Nutrition status of junior elite Canadian female soccer athletes.
- 33 athletes had macro and mico nutrient content taken along with skinfold measurements (body fat %)
- All 33 (100%) soccer athletes had not met the recommended dietary intakes for vitamin D
Why is this important?
Vitamin D levels are associated with…
- loss of muscle strength and mass
- increased risk of cancers
- lower levels of immunity
- high blood pressure
- development of neurological disorders
- development of diabetes
(all these taken from PrecisionNutrition.com)
The first and third bullet points are what come to mind with athletes. If there is one certain way to decrease performance during a season and increase the chance of injury, it may well be a loss in strength. Even more importantly is the decreased immunity levels.
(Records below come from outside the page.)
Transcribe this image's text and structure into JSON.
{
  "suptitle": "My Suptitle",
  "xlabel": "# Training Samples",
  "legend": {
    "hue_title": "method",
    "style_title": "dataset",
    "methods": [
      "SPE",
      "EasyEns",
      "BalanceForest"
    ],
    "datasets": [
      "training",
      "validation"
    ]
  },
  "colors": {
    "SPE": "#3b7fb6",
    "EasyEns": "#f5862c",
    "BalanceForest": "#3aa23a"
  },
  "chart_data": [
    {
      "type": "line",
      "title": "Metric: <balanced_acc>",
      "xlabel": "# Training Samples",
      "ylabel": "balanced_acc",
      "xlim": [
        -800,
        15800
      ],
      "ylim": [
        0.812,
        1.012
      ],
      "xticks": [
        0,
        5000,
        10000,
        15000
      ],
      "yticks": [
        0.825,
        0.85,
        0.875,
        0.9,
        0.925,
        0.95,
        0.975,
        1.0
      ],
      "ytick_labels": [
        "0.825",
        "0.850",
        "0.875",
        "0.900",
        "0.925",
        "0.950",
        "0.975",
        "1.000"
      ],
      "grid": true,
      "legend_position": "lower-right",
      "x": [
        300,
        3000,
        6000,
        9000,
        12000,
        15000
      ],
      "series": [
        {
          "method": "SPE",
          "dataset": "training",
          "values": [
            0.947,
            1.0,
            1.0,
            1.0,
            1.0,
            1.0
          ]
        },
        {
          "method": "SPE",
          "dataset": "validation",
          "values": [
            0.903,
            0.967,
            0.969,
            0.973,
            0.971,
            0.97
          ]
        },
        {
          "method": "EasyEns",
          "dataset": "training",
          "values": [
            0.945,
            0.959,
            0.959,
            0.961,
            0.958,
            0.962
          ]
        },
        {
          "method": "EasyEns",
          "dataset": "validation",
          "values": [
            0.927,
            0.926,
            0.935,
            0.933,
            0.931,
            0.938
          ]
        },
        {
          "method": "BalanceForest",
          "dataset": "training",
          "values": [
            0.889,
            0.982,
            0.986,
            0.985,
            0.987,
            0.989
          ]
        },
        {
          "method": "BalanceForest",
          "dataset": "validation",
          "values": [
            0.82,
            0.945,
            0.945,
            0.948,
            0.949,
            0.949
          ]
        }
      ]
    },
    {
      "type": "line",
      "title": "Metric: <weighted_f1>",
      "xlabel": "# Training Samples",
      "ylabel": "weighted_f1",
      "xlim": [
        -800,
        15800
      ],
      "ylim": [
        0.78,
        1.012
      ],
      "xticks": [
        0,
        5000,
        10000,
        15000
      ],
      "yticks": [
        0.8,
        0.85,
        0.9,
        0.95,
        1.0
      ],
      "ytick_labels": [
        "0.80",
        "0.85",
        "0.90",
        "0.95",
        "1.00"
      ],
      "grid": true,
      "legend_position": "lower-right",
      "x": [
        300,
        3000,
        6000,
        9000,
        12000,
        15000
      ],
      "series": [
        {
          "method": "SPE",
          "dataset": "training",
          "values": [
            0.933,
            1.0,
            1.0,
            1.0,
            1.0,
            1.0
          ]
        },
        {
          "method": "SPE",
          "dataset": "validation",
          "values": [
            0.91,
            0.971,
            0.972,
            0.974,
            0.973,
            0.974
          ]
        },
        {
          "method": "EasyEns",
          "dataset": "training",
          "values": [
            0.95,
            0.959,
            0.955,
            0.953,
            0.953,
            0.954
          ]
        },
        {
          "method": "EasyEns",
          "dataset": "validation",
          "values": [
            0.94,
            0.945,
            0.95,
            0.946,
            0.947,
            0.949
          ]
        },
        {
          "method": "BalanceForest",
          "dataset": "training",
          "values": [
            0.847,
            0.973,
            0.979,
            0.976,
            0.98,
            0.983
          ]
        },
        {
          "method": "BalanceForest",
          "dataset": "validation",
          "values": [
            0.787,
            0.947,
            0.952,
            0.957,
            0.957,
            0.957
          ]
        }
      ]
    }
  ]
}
Recovery from practices, games, and life stressors is considered the most important aspect for performance (in one’s job or sports performance) because if the body cannot recover efficiently there is an increase in the likelihood of injury and a performance decrement.
A significant issue then becomes how do we get increased levels of vitamin D if we know we are almost always inside (recommended sunlight directly for up to 30 minutes/day)? It is very difficult to consume the daily requirements of vitamin D daily. This line of thinking is similar to the creatine debate. You would have to go ape shit (that means eating) on red meat in order to get 5g of creatine per day which is why we supplement.
It’s simple: supplement with 3000-5000 IU of vitamin D3/day as recommended by PrecisionNutrition.com, a highly recommended resource if seeking nutritional advice for the general person or athlete.
In summary, this is but one of the ways to help our athlete’s performance knowing that winter is approaching. Individualized training programs, quality nutrition intake, and proper rest for recovery is also part of the puzzle. Find a way!